On the other side, provenance can be automated and deskilled. One way to think about the blockchain is as automated provenance. The history of the property form, like that of art, is one of ever-increasing forms of abstraction and automation.

The most advanced instance of the aesthetic appropriate to our times may well be the AI-generated work, the image of which goes viral and the ownership of which is validated by the blockchain. The role of the human in the whole circuit is mostly confined to the way it snagged that rare commodity: attention. Its simulation as viral media validates a nonexistent original, which corresponds to the very real property claim recorded on the blockchain.
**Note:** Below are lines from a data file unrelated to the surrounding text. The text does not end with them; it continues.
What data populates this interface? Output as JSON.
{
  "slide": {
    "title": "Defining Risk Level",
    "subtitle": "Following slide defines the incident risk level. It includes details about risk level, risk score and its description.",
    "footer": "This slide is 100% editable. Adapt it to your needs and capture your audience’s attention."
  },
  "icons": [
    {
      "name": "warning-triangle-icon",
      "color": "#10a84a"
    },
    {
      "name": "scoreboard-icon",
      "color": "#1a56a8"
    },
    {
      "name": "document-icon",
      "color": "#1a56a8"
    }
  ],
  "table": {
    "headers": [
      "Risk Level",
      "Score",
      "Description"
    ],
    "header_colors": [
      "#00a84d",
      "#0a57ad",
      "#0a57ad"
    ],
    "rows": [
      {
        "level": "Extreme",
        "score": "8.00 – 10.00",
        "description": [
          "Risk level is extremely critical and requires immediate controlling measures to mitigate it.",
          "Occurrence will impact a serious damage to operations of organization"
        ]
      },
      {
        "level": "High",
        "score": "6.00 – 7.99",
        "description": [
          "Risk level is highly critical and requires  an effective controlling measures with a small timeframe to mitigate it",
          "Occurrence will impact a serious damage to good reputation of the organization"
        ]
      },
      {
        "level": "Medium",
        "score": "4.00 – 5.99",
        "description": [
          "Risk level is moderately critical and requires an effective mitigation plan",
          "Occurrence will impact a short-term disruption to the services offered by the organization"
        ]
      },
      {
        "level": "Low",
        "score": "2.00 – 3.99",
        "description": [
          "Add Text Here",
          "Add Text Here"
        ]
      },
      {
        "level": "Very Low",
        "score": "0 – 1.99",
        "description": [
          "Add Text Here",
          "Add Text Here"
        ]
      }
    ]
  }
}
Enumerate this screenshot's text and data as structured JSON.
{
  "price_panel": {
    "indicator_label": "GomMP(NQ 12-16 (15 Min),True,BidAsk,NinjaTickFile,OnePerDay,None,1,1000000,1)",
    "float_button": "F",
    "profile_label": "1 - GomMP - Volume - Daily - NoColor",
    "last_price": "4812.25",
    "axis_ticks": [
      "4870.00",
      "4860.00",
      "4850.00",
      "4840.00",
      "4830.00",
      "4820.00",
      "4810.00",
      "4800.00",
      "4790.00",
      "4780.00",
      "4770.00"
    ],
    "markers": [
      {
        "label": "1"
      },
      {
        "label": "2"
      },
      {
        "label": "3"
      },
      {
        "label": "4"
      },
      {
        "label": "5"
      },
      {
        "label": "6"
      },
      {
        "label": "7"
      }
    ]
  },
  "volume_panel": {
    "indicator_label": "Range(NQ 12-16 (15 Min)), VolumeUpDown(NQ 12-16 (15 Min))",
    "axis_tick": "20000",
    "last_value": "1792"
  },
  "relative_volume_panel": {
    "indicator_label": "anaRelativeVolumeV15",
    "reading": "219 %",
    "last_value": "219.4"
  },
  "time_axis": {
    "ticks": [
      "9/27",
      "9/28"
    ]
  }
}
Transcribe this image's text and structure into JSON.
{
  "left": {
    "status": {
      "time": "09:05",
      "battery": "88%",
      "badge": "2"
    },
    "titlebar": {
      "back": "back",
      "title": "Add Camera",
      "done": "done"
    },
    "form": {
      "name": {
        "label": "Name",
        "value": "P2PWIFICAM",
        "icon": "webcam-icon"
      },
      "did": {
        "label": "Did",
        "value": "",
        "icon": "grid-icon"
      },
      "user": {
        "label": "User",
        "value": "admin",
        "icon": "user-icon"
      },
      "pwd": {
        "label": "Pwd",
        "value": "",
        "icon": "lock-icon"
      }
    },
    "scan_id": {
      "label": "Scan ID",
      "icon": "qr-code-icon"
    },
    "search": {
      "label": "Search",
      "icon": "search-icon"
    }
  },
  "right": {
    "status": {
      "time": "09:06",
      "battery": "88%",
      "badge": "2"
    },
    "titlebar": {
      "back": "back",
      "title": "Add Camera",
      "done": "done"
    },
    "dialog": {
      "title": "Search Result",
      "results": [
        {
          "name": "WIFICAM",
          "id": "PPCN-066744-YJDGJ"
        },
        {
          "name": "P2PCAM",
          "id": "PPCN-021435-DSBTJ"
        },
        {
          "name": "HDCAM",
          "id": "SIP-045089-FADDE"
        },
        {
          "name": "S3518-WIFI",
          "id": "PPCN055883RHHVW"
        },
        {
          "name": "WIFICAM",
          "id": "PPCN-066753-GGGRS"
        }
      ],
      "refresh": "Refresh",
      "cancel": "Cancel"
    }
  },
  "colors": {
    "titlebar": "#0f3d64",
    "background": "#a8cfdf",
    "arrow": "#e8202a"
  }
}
What, then, of those of us who want to live in this era like artists? Unless one has a private income or patrons, autonomy is probably best achieved by finding those rare skills in the production of simulated value upon which the upper reaches of this ruling class thrive. Give them the kinds of property they deserve! As for fame, it turns out to be something of a curse. It might be better to be known only to those among whom one wants to be known. As for pleasure, it’s best not to tell anyone where that is to be found, as the crowd now arrives with unprecedented alacrity. And as for revolution—we live in an era in which one struggles against the worst, not for the best.

Of course, the money will end up in the hands of those who really desire money above all else. They tend to be more focused on those goals than artists are, and to us, that seems like a boring way to spend a life. They even bore themselves, which is where we come in, by distracting them from boredom, but in a form that recognizes the core of their desires, which is always the ownership of property. Art is interesting forms of property.